How S’pore Fitness Studios Are ‘Working Out’ Their Game Plan As They Adapt To The New Normal

With Covid-19 disrupting the sport and recreation landscape in Singapore, fitness studios have had to implement alternative business models to stay afloat.
However, after being limited to home workouts and runs at the neighbourhood park during the circuit breaker period, fitness junkies were raring to break a sweat in their favourite studios instead.
Thankfully when Singapore entered its second phase of reopening, fitness studios were allowed to resume classes. Studios like the popular High Intensity Intermittent Training (HIIT) F45 reopened to much fanfare and excitement on social media.
That said, what is the new normal for fitness studios? Has the storm passed or do they face a whole new set of problems when adapting to the new changes?
The first and most straightforward adaptations that fitness studios have to make are adhering to the new rules and regulations put in place by Sport Singapore.
Rules that include keeping masks on at all times except when engaging in strenuous activities inevitably have some drawbacks on the activities of fitness studios.
Each fitness studio has managed to build a unique community around their brand, which is essential in keeping members coming back.
In conversations with fitness class goers, many agreed that the accountability that comes with part of a community is what keeps them motivated while working out.
According to Jon Seow, a member at Ritual Gym, exercising in a group is “a key aspect” that pushes him during workouts, and exercising at home would result in him “slacking off” instead.
Due to the social distancing rules, interaction is surely limited, which might reduce the appeal of attending classes at fitness studios.
Individuals are currently expected to keep a 2-metre distance from one another and in the case of HIIT or group classes, not more than five individuals are allowed in each session.
Fitness studios have also cordoned off areas where people might congregate. Participants are also advised to bring a fully-filled water bottle to prevent inter-mingling at water coolers.
These developments have rendered it tougher to regain the sense of team spirit and community that was traditionally present in fitness studios and group classes.
Lusi Gao, a member of F45, feels that the sense of community has waned slightly during classes.
“A lot of what we used to have was groups of two to three people working out at the same station and cheering each other on, but now everyone is confined to their own ‘box’ and doing different workouts.”
That being said, fitness instructors and trainers have put in the extra effort to ensure that their members are adequately attended to, be it during physical lessons or online.
As per the guidelines by SportSG, each facility is capped at a maximum of 50 people. Thus, even if the demand for physical classes persist, studios, especially smaller ones, are unlikely to accommodate the demand.
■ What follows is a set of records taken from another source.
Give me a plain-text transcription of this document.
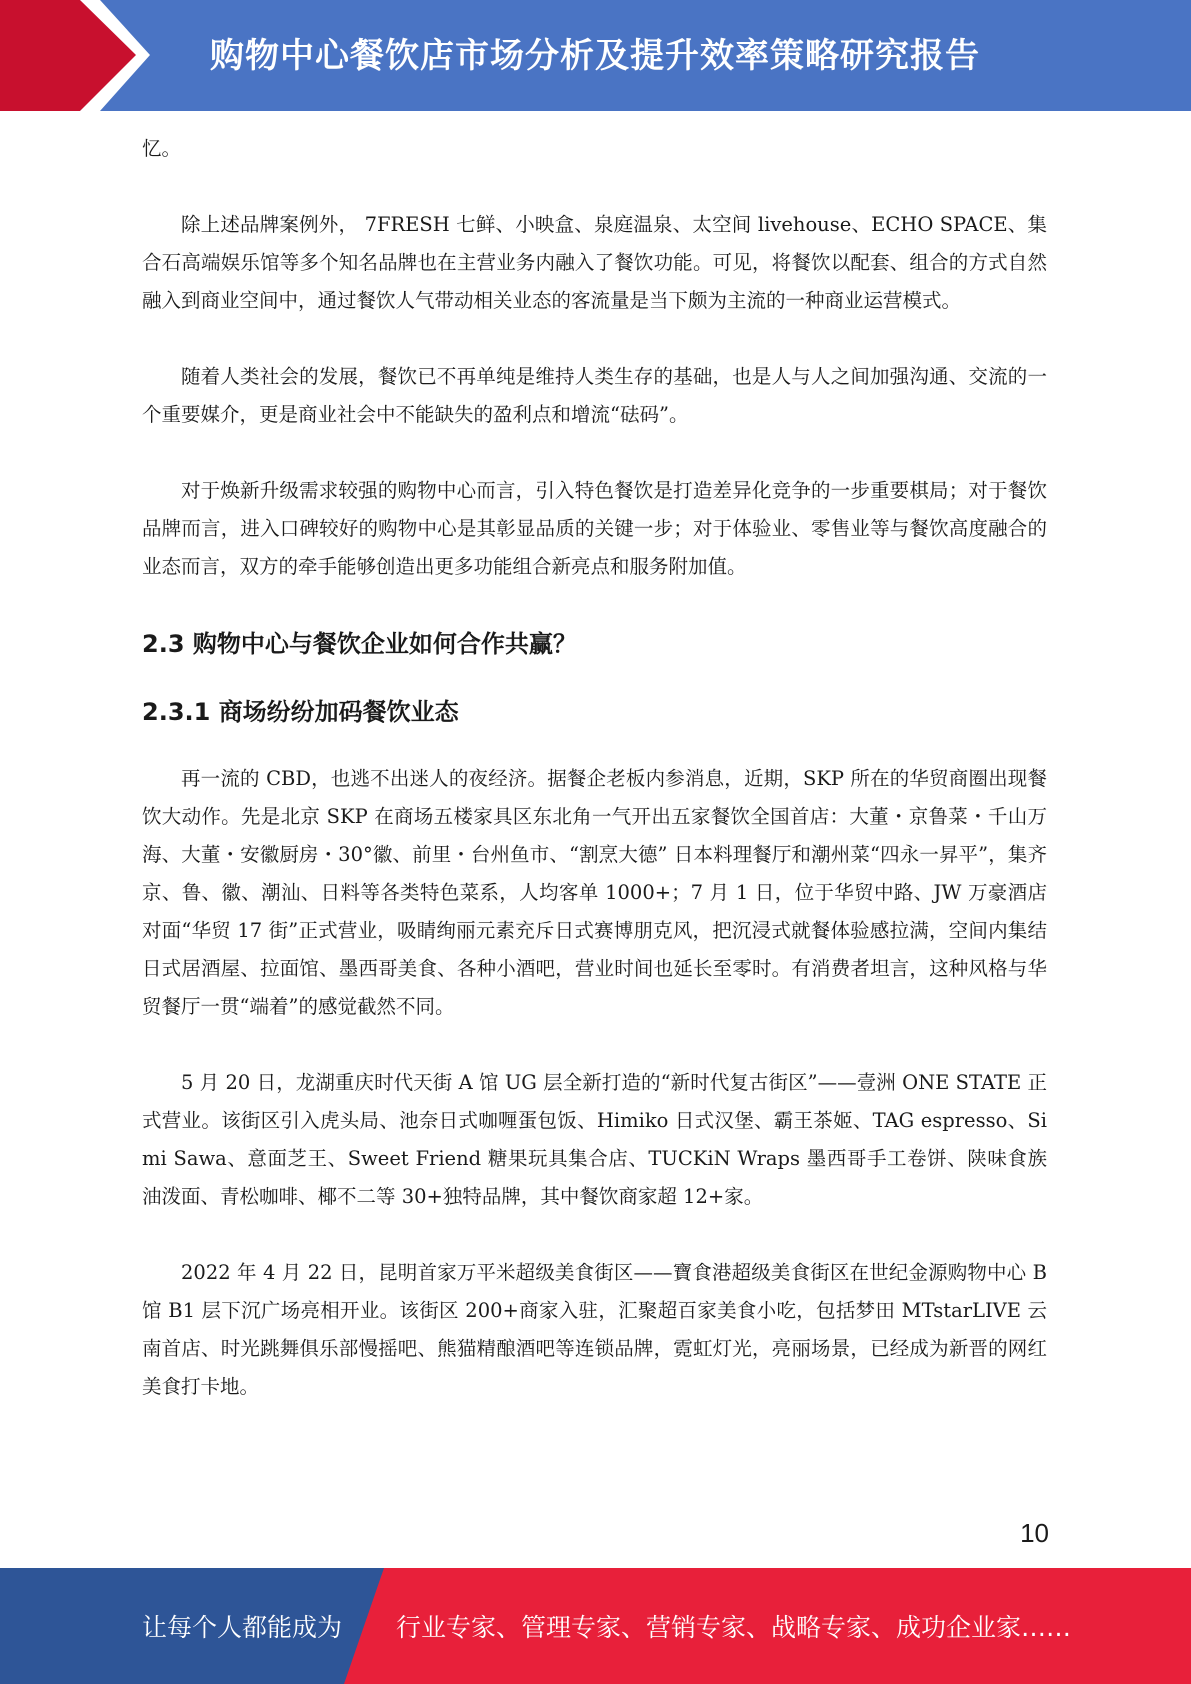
购物中心餐饮店市场分析及提升效率策略研究报告

忆。

除上述品牌案例外， 7FRESH 七鲜、小映盒、泉庭温泉、太空间 livehouse、ECHO SPACE、集合石高端娱乐馆等多个知名品牌也在主营业务内融入了餐饮功能。可见，将餐饮以配套、组合的方式自然融入到商业空间中，通过餐饮人气带动相关业态的客流量是当下颇为主流的一种商业运营模式。

随着人类社会的发展，餐饮已不再单纯是维持人类生存的基础，也是人与人之间加强沟通、交流的一个重要媒介，更是商业社会中不能缺失的盈利点和增流“砝码”。

对于焕新升级需求较强的购物中心而言，引入特色餐饮是打造差异化竞争的一步重要棋局；对于餐饮品牌而言，进入口碑较好的购物中心是其彰显品质的关键一步；对于体验业、零售业等与餐饮高度融合的业态而言，双方的牵手能够创造出更多功能组合新亮点和服务附加值。

2.3 购物中心与餐饮企业如何合作共赢？
2.3.1 商场纷纷加码餐饮业态

再一流的 CBD，也逃不出迷人的夜经济。据餐企老板内参消息，近期，SKP 所在的华贸商圈出现餐饮大动作。先是北京 SKP 在商场五楼家具区东北角一气开出五家餐饮全国首店：大董・京鲁菜・千山万海、大董・安徽厨房・30°徽、前里・台州鱼市、“割烹大德” 日本料理餐厅和潮州菜“四永一昇平”，集齐京、鲁、徽、潮汕、日料等各类特色菜系，人均客单 1000+；7 月 1 日，位于华贸中路、JW 万豪酒店对面“华贸 17 街”正式营业，吸睛绚丽元素充斥日式赛博朋克风，把沉浸式就餐体验感拉满，空间内集结日式居酒屋、拉面馆、墨西哥美食、各种小酒吧，营业时间也延长至零时。有消费者坦言，这种风格与华贸餐厅一贯“端着”的感觉截然不同。

5 月 20 日，龙湖重庆时代天街 A 馆 UG 层全新打造的“新时代复古街区”——壹洲 ONE STATE 正式营业。该街区引入虎头局、池奈日式咖喱蛋包饭、Himiko 日式汉堡、霸王茶姬、TAG espresso、Simi Sawa、意面芝王、Sweet Friend 糖果玩具集合店、TUCKiN Wraps 墨西哥手工卷饼、陕味食族油泼面、青松咖啡、椰不二等 30+独特品牌，其中餐饮商家超 12+家。

2022 年 4 月 22 日，昆明首家万平米超级美食街区——寶食港超级美食街区在世纪金源购物中心 B 馆 B1 层下沉广场亮相开业。该街区 200+商家入驻，汇聚超百家美食小吃，包括梦田 MTstarLIVE 云南首店、时光跳舞俱乐部慢摇吧、熊猫精酿酒吧等连锁品牌，霓虹灯光，亮丽场景，已经成为新晋的网红美食打卡地。

10
让每个人都能成为 行业专家、管理专家、营销专家、战略专家、成功企业家……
His sentiment was echoed by co-founder of The Garage, Yen Wong: “Sales has definitely been affected due to the class size limit.
Unfortunately, our strategies are not able to push business back to where we used to be. It can only minimise the impact.”
Most studios now provide members with videos, and members may choose to attend virtual classes as compared to physical ones.
Evolve MMA’s vice president Wesley de Souza said that even though physical classes have resumed, the gym’s online offerings “will remain a big part” of its programmes.
Despite the online developments, Yen feels that online classes are just “a knee-jerk reaction” to the Covid-19 pandemic.
The Garage conducted a survey with over a hundred individuals, and results showed that people still preferred going to the gym due to “the community and motivation”
“The future of fitness is about empowering people more effectively with the help of technology, but not within the constrains of the walls at home,” said Yen.